I cavalieri del salario purpureo

ovvero

La grande abbuffata

Se Jules Verne avesse visto davvero il futuro, metti il 1966, se la sarebbe fatta sotto. E il 2166, poveri noi!

dal manoscritto inedito di Nonno Winnegan, Come ho fottuto lo Zio Sam e altre eiaculazioni private

IL GALLO CHE CANTAVA AL CONTRARIO

In- e Sub-, i due giganti, lo macinano per fare il pane. I primi frammenti già salgono alla superficie, nel vino del sonno. Con orme immani, spremono le uve del profondo per officiare il loro sacramento: l’incubo.

E lui, come Simone il Semplice, pesca nella propria anima, si fa secchio da leviatani.

Geme, quasi si sveglia, si rigira, suda un mare di tenebra, rigeme. E più si agita, più In- e Sub- ci danno dentro, a girare le macine del mulino e a ripetere Fi, fa, fo, fum come l’orco che filava in oro la paglia. I loro occhi hanno un bagliore rosso come quelli di un gatto nel sacco, i loro denti serrati sono gli opachi numeri bianchi di un’aritmetica del caos.

In-conscio e Sub-conscio, anch’essi dei Simoni Semplici, rimescolano metafore, senza pudori.

Il mucchio di letame ha finito di covare l’uovo di gallo: ora ne esce il basilisco, e canta una prima volta (imminenti le prossime due, restare sintonizzati) nel pigia-pigia aurorale del sangue che celebra l’“Io sono l’erezione e la spinta”.

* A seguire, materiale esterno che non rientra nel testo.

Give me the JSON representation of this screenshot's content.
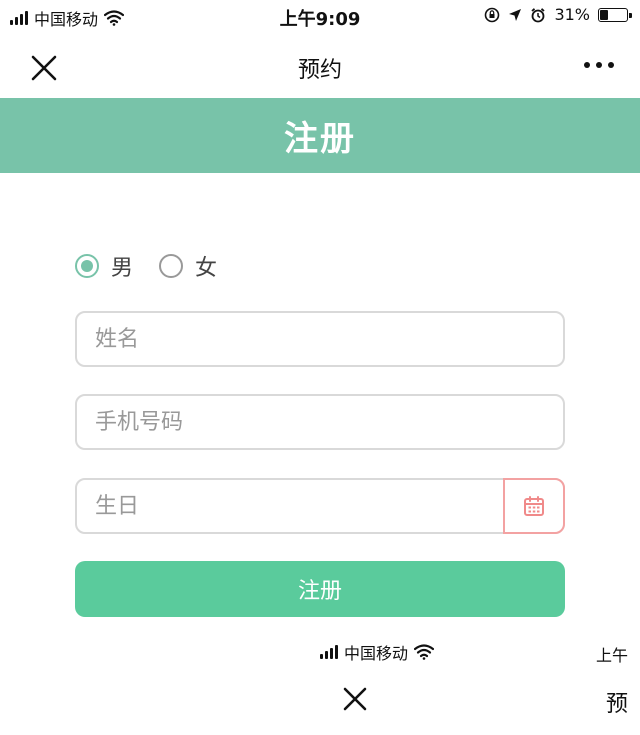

Poi continua a crescere, finché peso e lunghezza non finiscono per piegarlo come un salice non ancora piangente, come una canna ma-non-mi-spezzo. Con il suo unico occhio, la rossa testa spia oltre il bordo del letto. Appoggia per un poco la mascella priva di mento, ma poi, giacché il corpo, da dietro, si gonfia ancora e spinge, scende giù. Guarda monocolarmente da questa parte e da quella, dà un’antiquata annusatina a qualche piastrella, e serpeggia lesto alla tapparella, rimasta aperta per un lapsus linguae della sentinella, che ha marcato visita.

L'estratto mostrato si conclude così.